Your next customer is ready to meet you. Are you ready for that conversation?
Networking is a sound marketing strategy for business owners because it doesn't cost a lot of money, it's fairly easy to do and it works. And, with thousands of organizations across Canada running networking events, there's no shortage of opportunities to get connected.
It pays to prepare before you set out to network. Improve your chances for a great conversation by understanding (and avoiding) these common networking mistakes.
- Attending the wrong events. Research an event to make sure it attracts the people you want to meet before you invest your time and money to participate. Call the organizers, speak with past guests or search event reviews online.
- Fish where the fish are. Attend only those events where your best prospects congregate.
- Hoarding the conversation. Successful networkers talk very little about themselves, instead focusing on their conversation partner.
- Get the other person to talk while you listen. Ask a lot of questions about what they do, who they are and what they need. You'll quickly discover how to help that person with your products or services.
- Muddy benefits. While a typical 'elevator pitch' or '30-second commercial' is helpful to describe what you do, make sure it includes one reason why people buy from you.
- Focus on a benefit instead of a description. It's more effective and engaging to say "we help businesses to pay less tax" than to say "we are an accounting firm."
- Failing to follow-up. The biggest sin of networking is failing to fulfill your promise of post-event contact. The best conversation in the world is pointless unless one person picks up the phone, sends an email, makes a social media connection or mails a note.

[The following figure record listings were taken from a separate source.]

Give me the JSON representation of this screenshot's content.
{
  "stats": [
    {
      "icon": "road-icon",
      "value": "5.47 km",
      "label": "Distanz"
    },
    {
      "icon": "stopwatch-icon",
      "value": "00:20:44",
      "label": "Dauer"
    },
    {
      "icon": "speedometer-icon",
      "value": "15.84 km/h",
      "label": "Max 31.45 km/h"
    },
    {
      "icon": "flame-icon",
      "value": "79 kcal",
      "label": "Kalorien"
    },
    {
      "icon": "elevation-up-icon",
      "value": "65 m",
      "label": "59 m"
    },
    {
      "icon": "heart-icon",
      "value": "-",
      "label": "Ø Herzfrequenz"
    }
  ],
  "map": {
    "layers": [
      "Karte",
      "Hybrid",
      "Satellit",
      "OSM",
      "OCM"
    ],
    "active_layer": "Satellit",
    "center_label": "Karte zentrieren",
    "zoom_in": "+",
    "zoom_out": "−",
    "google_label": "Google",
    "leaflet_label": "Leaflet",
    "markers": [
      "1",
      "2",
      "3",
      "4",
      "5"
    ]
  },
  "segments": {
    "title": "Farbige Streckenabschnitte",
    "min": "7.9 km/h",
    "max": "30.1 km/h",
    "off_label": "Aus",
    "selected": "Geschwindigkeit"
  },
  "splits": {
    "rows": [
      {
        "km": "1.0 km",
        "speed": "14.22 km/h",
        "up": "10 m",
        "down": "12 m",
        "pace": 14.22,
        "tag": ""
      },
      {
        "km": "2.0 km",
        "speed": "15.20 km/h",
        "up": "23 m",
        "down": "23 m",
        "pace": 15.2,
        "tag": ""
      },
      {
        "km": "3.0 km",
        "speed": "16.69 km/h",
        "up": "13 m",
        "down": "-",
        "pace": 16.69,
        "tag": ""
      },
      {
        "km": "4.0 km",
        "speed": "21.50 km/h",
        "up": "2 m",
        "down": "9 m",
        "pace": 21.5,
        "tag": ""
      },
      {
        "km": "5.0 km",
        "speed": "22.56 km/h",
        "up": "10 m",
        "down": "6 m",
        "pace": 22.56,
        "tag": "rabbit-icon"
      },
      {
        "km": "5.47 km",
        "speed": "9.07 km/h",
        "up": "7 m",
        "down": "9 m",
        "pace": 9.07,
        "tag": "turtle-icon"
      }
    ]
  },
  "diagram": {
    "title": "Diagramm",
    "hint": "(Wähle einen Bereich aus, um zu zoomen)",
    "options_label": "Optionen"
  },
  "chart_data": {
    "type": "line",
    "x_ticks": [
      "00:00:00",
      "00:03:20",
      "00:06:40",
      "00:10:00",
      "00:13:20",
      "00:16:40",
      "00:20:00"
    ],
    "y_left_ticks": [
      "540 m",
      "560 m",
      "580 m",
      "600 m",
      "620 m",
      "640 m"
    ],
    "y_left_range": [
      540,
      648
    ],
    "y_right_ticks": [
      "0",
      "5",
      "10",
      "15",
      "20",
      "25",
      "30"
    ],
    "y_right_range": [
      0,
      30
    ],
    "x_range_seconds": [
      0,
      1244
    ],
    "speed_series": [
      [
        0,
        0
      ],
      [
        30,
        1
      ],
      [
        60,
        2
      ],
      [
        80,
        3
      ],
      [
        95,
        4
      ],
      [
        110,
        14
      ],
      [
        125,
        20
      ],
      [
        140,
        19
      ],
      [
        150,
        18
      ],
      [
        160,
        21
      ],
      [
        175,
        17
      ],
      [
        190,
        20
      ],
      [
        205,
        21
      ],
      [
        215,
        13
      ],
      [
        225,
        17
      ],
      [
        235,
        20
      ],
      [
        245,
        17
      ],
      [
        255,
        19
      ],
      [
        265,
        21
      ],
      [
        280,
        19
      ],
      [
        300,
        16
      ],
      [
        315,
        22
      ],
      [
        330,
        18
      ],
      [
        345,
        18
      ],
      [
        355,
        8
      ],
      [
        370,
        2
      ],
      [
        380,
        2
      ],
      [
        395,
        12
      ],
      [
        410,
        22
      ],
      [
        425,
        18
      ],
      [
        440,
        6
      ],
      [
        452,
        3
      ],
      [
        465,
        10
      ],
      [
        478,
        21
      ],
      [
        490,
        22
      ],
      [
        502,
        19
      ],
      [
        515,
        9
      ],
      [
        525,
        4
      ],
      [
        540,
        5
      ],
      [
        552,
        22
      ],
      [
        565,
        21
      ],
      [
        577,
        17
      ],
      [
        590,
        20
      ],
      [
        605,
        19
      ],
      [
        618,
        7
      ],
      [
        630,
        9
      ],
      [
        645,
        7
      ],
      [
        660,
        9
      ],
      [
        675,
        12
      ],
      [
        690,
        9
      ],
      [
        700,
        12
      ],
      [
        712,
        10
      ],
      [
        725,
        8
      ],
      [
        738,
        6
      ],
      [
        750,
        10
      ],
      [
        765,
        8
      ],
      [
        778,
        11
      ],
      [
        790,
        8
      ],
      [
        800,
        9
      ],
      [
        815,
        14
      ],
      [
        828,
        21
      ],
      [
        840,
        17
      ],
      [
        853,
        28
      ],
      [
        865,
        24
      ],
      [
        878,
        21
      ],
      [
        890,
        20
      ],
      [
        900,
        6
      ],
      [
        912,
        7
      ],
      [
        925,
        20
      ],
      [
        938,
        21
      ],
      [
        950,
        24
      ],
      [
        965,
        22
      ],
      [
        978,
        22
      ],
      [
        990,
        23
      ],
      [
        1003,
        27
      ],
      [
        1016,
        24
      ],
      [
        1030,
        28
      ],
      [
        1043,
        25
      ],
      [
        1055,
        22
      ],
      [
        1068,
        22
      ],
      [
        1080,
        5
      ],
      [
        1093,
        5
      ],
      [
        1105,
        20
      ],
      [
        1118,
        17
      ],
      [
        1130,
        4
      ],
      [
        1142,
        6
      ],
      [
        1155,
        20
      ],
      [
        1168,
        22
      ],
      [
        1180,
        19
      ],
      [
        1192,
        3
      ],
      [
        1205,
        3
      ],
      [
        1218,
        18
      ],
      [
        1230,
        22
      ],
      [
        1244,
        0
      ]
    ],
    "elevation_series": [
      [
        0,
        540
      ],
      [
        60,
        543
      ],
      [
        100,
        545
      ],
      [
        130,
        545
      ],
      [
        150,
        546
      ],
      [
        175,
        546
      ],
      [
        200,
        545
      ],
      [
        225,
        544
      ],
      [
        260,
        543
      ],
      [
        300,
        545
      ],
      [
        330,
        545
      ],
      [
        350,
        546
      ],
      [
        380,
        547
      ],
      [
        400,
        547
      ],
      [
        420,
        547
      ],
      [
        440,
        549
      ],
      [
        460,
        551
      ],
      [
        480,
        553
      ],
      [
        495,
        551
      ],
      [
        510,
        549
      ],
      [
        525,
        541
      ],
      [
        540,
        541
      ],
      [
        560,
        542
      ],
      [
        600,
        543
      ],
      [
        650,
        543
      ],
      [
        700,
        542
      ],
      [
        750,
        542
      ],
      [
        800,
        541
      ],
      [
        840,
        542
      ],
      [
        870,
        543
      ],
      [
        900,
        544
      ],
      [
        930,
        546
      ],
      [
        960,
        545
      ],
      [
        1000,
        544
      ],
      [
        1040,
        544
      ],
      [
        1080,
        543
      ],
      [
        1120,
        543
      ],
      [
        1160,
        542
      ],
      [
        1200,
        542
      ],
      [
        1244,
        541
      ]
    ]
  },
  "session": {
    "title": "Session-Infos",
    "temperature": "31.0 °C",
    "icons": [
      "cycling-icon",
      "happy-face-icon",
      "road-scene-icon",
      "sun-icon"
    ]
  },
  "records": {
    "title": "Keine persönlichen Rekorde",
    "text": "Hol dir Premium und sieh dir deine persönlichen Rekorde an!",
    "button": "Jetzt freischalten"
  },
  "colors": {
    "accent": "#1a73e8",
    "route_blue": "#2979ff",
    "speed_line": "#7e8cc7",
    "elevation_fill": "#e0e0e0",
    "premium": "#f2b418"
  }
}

- Following up usually gets pushed aside because entrepreneurs get busy doing other things. Anticipate that problem by scheduling an hour the day after your event to follow up with key people.
- Trying to close the sale. Networking is a marketing activity...not a selling activity. Like proposing marriage on a first date, it's a mistake to jump into a sales pitch during your initial conversation. Aggression turns people off.
- Commit to the longer (and more beneficial) relationship development process by using your networking encounter to simply get to know someone.